On first pass, the method scored 100% heart rates of the fluorescence videos from heartbeats of a transgenic strain [Tg(cmlc2:GFP)] that expressed the GFP exclusively in the myocardium.⁸ Additionally, videos of fluorescent embryonic zebrafish hearts from supplementary material given in²⁰ were also detected automatically.

Heartbeats were also detected automatically in videos of two different zebrafish morphants with sinus bradycardia and frequent pauses in cardiac contraction. The mean heart rate was the slowest in the Islet1-MO group with 73.1 bpm (±16 bpm), followed by the Shox2-MO group with 95.5 bpm (±11.1 bpm), whereas it was 140.7 bpm (±11.8) in the control group. A comparison of the mean RMSSD values from controls with those of Shox2 morphants exhibited significant differences (p=0.0001). Correspondingly, this also applies for a comparison of the mean RMSSD values from controls with those of Islet1 morphants (p=0.0002) (see Fig. 4).

FIG. 4.

Mean root mean square of successive differences (RMSSD) values and standard errors of Islet1-Mo, Shox2-Mo and the control group. ***Indicates highly significant differences between the RMSSD values of the control group and those of the morphants (p<=0.001).

The method described here demonstrates the feasibility of fully automatic analysis of zebrafish embryo heartbeats for application in small-molecule HTS or in toxicological assays. However, a number of factors that can influence the automatic detection have been identified. These are as follows:

• • Movements of the zebrafish.

• • Movement of erythrocytes in large blood vessels such as the aorta or the vena cava.

• • Strokes of the pectoral fins in the first second of the video, where the ROI is identified.
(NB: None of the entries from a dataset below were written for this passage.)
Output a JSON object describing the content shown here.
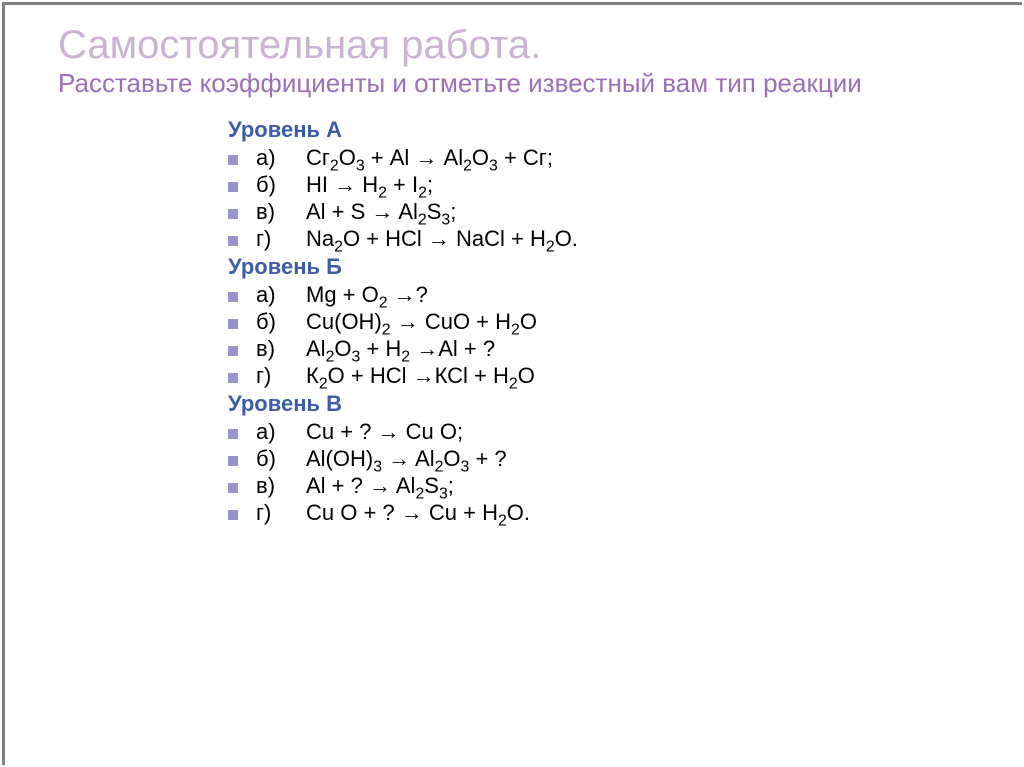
{
  "title": "Самостоятельная  работа.",
  "subtitle": "Расставьте коэффициенты и отметьте известный вам тип реакции",
  "sections": [
    {
      "header": "Уровень А",
      "items": [
        {
          "label": "а)",
          "html": "Сг<sub>2</sub>О<sub>3</sub> + Аl → Аl<sub>2</sub>О<sub>3</sub> + Сг;"
        },
        {
          "label": "б)",
          "html": "HI → H<sub>2</sub> + I<sub>2</sub>;"
        },
        {
          "label": "в)",
          "html": "Al + S → Al<sub>2</sub>S<sub>3</sub>;"
        },
        {
          "label": "г)",
          "html": "Na<sub>2</sub>O + HCl → NaCl + H<sub>2</sub>O."
        }
      ]
    },
    {
      "header": "Уровень Б",
      "items": [
        {
          "label": "а)",
          "html": "Mg + O<sub>2</sub> →?"
        },
        {
          "label": "б)",
          "html": "Cu(OH)<sub>2</sub> → CuO + H<sub>2</sub>O"
        },
        {
          "label": "в)",
          "html": "Al<sub>2</sub>O<sub>3</sub> + H<sub>2</sub> →Al + ?"
        },
        {
          "label": "г)",
          "html": "К<sub>2</sub>О + НСl →КСl + H<sub>2</sub>O"
        }
      ]
    },
    {
      "header": "Уровень В",
      "items": [
        {
          "label": "а)",
          "html": "Cu + ? → Cu O;"
        },
        {
          "label": "б)",
          "html": "Al(OH)<sub>3</sub> → Al<sub>2</sub>O<sub>3</sub> + ?"
        },
        {
          "label": "в)",
          "html": "Al + ? → Al<sub>2</sub>S<sub>3</sub>;"
        },
        {
          "label": "г)",
          "html": "Cu O + ? → Cu + H<sub>2</sub>O."
        }
      ]
    }
  ],
  "colors": {
    "title": "#cbb3d2",
    "subtitle": "#9c6fb6",
    "header": "#3d5da9",
    "text": "#000000",
    "bullet": "#9893cc",
    "background": "#ffffff",
    "border": "#808080"
  },
  "fonts": {
    "title_size": 40,
    "subtitle_size": 26,
    "body_size": 22,
    "header_weight": 700
  }
}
• • High-image resolution (>640×480 pixels) significantly slows down the detection procedure and reduces the number of sequential images that can be analyzed.

• • Low-image resolution (<160×120 pixels) reduces the number of image information and consequently the number of correctly identified ROIs.

• • Pigmentation of the zebrafish can superimpose the heart region and consequently no heart movement will be detected.

At the moment, only heart rate and beat-to-beat variability can be assessed automatically. More detailed assessments of cardiac function, such as automatic analysis of the ejection fraction, remain challenging. However, the development of automated assays will accelerate both the search for active compounds that may milder cardiac diseases and the identification of toxicological levels of compounds. We are currently applying the technology to zebrafish embryos in both applications.

Acknowledgments

Funding was provided by the Helmholtz Association programme “BioInterfaces: Molecular and Cellular Interactions at Functional Interfaces” and by the European Union (EU COST Action BM0804: “EuFishBioMed”).

Disclosure Statement

The authors declare that they have no competing financial interests.